On the Existence of d-Homogeneous \(\mu \)-Way (v, 3, 2) Steiner Trades

Abstract

A \(\mu \)-way (v, k, t) trade is a pair \(T=(X,\{T_1,T_2,\ldots , T_{\mu }\})\) such that for eacht-subset of v-set X the number of blocks containing this t-subset is the same in each \(T_i\)\((1\le i\le \mu )\). In the other words for each \(1\le i<j\le \mu \), the pair \((X,\{T_i,T_j\})\) is a (v, k, t) trade.
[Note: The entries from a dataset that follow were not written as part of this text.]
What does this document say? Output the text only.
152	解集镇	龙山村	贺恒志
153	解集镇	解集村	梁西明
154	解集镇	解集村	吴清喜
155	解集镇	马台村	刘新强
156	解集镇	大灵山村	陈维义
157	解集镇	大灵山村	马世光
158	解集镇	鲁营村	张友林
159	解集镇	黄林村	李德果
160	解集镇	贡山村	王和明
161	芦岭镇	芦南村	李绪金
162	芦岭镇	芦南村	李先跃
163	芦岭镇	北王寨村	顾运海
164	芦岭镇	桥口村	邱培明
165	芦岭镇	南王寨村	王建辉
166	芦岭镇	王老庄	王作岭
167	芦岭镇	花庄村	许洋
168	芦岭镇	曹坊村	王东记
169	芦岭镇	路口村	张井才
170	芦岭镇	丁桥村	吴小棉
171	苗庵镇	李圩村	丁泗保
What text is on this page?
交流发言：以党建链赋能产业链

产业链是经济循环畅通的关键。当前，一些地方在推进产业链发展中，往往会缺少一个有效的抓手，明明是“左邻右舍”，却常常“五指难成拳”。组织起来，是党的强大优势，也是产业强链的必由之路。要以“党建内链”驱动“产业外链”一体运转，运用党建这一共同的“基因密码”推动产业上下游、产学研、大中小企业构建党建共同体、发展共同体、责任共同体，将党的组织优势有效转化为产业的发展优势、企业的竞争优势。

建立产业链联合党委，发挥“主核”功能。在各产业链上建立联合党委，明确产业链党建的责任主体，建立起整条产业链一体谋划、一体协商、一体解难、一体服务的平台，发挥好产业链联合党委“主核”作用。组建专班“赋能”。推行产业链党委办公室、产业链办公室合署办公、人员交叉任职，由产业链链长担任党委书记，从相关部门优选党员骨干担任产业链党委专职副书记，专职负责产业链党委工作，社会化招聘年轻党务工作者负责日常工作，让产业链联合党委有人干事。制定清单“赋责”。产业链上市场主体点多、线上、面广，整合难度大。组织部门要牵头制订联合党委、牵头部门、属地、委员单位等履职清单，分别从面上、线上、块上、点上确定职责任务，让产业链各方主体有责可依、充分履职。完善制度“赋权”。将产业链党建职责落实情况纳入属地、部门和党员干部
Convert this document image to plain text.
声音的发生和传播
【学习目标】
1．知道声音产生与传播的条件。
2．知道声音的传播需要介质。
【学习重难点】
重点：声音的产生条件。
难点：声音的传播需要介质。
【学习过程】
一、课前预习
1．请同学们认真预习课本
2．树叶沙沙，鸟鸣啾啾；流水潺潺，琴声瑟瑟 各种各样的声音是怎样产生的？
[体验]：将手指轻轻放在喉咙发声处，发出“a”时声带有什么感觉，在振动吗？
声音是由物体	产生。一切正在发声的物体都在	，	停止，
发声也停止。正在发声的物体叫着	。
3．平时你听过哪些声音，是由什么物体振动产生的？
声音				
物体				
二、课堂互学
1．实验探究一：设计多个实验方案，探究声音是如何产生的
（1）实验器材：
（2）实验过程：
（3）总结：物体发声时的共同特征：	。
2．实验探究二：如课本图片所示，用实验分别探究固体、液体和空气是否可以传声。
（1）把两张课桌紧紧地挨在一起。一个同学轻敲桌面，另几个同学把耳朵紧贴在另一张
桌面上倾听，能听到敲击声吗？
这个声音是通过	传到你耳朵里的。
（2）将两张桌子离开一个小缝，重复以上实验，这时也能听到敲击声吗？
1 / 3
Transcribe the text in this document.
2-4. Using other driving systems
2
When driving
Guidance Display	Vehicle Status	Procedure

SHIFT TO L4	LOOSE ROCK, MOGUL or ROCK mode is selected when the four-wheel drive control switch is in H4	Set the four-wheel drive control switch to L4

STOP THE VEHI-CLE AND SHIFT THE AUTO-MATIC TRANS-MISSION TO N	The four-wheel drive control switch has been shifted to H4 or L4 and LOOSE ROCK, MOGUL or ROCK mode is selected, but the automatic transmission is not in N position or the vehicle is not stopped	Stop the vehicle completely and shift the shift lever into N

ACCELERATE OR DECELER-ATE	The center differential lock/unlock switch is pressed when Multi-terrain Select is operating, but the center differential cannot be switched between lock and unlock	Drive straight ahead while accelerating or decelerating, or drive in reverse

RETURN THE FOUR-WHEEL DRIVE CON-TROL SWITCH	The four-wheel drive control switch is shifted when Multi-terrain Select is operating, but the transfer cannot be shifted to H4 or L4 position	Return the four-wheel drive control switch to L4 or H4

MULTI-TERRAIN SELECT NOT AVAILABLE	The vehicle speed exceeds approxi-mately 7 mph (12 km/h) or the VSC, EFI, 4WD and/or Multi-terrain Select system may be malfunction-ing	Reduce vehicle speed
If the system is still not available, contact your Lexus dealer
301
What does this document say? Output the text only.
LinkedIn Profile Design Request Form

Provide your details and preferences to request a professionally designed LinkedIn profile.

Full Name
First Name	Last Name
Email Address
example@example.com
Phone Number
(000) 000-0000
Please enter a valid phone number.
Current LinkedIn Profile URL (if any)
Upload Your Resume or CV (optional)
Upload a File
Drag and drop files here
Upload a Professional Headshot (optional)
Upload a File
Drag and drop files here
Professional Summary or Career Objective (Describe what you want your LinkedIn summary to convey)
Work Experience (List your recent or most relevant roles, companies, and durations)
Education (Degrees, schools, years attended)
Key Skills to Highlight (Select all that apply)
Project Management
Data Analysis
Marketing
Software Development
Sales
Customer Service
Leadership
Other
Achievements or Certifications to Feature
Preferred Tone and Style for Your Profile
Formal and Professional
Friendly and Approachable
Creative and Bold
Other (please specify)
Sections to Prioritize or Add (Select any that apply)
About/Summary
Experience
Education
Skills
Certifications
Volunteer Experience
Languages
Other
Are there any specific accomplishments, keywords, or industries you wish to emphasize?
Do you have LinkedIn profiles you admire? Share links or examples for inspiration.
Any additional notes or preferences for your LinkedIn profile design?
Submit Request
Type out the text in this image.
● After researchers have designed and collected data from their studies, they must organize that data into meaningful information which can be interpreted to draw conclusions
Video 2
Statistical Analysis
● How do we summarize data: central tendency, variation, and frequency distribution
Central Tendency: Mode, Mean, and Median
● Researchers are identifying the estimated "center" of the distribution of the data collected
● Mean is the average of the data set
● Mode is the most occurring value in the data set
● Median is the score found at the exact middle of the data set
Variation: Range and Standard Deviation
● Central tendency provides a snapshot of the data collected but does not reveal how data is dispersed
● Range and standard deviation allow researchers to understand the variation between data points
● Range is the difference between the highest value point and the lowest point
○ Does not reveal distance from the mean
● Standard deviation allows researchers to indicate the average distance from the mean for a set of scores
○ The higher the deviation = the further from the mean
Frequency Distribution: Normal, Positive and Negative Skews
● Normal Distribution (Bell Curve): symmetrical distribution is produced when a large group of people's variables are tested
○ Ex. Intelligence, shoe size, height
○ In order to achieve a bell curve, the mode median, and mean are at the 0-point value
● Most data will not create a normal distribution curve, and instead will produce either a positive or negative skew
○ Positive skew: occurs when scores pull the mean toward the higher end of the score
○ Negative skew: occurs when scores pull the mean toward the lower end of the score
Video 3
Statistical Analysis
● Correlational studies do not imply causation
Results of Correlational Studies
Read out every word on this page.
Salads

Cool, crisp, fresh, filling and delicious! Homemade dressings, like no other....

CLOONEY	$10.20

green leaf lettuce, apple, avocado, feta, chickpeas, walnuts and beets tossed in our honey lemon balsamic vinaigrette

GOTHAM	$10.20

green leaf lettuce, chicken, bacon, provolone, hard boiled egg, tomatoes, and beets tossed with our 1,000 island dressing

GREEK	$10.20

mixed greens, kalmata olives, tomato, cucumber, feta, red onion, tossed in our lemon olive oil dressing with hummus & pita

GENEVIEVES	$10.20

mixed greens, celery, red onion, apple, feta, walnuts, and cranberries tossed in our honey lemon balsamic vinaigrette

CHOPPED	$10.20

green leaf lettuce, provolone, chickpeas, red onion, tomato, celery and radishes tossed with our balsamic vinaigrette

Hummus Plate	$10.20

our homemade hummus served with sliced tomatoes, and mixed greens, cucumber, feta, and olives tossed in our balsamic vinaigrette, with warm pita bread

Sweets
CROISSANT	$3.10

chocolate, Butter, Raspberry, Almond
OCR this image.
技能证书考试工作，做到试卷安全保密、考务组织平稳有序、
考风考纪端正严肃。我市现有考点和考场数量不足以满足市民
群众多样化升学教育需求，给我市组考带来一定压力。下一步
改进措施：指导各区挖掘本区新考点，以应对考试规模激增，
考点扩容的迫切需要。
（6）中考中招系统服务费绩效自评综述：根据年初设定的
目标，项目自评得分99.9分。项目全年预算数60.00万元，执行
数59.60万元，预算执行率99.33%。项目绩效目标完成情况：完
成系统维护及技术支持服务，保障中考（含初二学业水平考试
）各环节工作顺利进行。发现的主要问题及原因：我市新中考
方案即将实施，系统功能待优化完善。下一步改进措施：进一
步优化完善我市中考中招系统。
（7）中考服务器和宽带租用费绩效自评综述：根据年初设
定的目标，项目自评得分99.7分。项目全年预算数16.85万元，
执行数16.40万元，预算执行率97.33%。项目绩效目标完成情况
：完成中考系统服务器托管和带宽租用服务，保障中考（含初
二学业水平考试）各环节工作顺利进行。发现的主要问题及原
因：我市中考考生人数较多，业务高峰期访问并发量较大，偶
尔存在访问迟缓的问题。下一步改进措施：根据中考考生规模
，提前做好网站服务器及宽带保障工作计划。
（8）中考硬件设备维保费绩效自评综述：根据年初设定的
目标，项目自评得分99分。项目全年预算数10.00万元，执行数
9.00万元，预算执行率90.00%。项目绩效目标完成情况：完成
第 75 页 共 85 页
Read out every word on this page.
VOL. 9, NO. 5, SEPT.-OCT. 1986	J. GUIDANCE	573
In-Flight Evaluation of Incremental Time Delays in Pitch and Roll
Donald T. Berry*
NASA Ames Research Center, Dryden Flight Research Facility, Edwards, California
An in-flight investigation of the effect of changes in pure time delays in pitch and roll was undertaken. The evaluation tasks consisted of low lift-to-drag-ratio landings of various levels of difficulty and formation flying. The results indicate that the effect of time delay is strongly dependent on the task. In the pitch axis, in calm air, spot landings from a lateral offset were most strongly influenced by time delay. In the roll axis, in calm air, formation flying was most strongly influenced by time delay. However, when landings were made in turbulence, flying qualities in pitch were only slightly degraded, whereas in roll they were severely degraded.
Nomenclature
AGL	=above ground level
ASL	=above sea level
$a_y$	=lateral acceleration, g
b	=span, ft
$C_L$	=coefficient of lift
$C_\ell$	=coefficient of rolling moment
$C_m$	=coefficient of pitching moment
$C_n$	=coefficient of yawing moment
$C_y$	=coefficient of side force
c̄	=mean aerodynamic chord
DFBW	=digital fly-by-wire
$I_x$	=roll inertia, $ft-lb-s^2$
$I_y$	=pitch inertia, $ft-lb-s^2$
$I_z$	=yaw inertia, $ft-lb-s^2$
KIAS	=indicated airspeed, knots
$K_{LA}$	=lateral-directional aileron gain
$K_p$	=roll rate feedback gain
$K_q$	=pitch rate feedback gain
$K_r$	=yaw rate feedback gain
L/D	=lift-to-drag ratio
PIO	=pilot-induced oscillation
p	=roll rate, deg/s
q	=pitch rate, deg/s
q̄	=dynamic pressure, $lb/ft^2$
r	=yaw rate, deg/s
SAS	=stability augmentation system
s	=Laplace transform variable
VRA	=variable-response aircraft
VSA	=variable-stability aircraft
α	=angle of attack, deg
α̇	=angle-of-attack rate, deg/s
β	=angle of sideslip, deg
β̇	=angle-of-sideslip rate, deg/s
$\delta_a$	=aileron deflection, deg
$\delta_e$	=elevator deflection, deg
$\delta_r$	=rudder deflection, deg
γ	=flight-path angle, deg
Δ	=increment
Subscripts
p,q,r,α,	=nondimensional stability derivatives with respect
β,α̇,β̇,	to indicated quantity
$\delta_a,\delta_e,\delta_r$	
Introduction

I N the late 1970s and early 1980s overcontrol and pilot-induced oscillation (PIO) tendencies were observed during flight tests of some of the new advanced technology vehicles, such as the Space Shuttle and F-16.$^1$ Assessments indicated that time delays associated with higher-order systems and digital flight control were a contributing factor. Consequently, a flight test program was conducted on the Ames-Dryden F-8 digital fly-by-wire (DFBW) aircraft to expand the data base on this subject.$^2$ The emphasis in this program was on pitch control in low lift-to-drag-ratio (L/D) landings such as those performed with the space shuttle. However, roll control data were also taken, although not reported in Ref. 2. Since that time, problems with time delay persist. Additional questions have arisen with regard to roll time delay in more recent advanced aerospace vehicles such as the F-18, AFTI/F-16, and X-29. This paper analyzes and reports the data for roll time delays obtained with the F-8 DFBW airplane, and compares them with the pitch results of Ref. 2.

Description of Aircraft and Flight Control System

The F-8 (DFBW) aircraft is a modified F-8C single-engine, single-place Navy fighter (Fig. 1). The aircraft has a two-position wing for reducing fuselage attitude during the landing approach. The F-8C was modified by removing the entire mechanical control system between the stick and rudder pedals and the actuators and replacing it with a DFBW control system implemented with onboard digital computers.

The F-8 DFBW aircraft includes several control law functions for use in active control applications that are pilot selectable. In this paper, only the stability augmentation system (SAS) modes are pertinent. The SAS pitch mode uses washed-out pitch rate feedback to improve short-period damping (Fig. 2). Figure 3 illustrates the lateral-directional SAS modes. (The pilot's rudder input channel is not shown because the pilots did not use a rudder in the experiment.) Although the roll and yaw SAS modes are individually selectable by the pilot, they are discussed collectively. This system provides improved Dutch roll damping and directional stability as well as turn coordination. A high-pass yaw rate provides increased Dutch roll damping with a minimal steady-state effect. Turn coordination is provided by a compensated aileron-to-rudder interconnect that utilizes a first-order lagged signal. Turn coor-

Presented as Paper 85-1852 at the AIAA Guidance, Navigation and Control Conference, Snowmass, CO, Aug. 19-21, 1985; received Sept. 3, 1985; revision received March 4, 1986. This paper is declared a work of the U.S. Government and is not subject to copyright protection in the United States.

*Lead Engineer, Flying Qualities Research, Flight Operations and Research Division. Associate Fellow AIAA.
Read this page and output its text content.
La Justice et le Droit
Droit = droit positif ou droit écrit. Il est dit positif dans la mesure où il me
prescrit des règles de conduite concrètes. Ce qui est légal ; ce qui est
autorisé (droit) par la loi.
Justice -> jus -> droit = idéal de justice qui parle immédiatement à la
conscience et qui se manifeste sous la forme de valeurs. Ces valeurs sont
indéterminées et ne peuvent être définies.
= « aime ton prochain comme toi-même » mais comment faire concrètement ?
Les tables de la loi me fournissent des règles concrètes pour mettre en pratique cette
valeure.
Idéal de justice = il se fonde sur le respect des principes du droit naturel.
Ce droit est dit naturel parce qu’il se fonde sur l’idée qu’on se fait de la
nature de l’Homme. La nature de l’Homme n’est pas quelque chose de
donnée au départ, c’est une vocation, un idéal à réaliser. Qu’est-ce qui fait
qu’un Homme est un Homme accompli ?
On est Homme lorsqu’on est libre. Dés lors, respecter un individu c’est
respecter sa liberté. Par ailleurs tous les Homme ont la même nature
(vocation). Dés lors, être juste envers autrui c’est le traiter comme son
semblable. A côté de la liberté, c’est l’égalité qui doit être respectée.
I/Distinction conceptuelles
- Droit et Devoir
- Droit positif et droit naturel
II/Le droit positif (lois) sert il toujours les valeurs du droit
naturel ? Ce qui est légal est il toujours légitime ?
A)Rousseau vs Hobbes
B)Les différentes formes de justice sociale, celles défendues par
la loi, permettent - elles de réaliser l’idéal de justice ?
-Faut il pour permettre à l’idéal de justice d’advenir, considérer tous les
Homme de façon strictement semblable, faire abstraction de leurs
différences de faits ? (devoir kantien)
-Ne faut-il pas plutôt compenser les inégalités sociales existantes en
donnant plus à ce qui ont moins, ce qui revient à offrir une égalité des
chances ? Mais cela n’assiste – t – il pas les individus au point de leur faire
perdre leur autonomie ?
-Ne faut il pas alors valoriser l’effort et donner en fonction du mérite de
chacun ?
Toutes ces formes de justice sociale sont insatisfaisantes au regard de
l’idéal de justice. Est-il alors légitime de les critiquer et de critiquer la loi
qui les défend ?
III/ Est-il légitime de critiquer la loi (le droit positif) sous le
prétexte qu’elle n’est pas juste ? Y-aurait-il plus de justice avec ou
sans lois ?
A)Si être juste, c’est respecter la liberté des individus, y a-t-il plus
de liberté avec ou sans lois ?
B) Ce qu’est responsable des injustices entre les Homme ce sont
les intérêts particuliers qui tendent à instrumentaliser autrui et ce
A \(\mu \)-way (v, k, t) trade \(T=(X,\{T_1,T_2,\ldots , T_{\mu }\})\) with any t-subset occuring at most once in \(T_i\)\((1\le i\le \mu )\) is said to be a \(\mu \)-way (v, k, t) Steiner trade. The trade is called d-homogeneous if each point occurs in exactly d blocks of \(T_i\). In this paper, we construct d-homogeneous \(\mu \)-way (v, 3, 2) Steiner trades with the first, second and third smallest volume for each \(d\equiv 0\) (mod 3) and possible \(\mu \). Also, we show that for each \(d\equiv 0\) (mod 3) there exist d-homogeneous \(\mu \)-way (v, 3, 2) Steiner trades for sufficiently large values of v.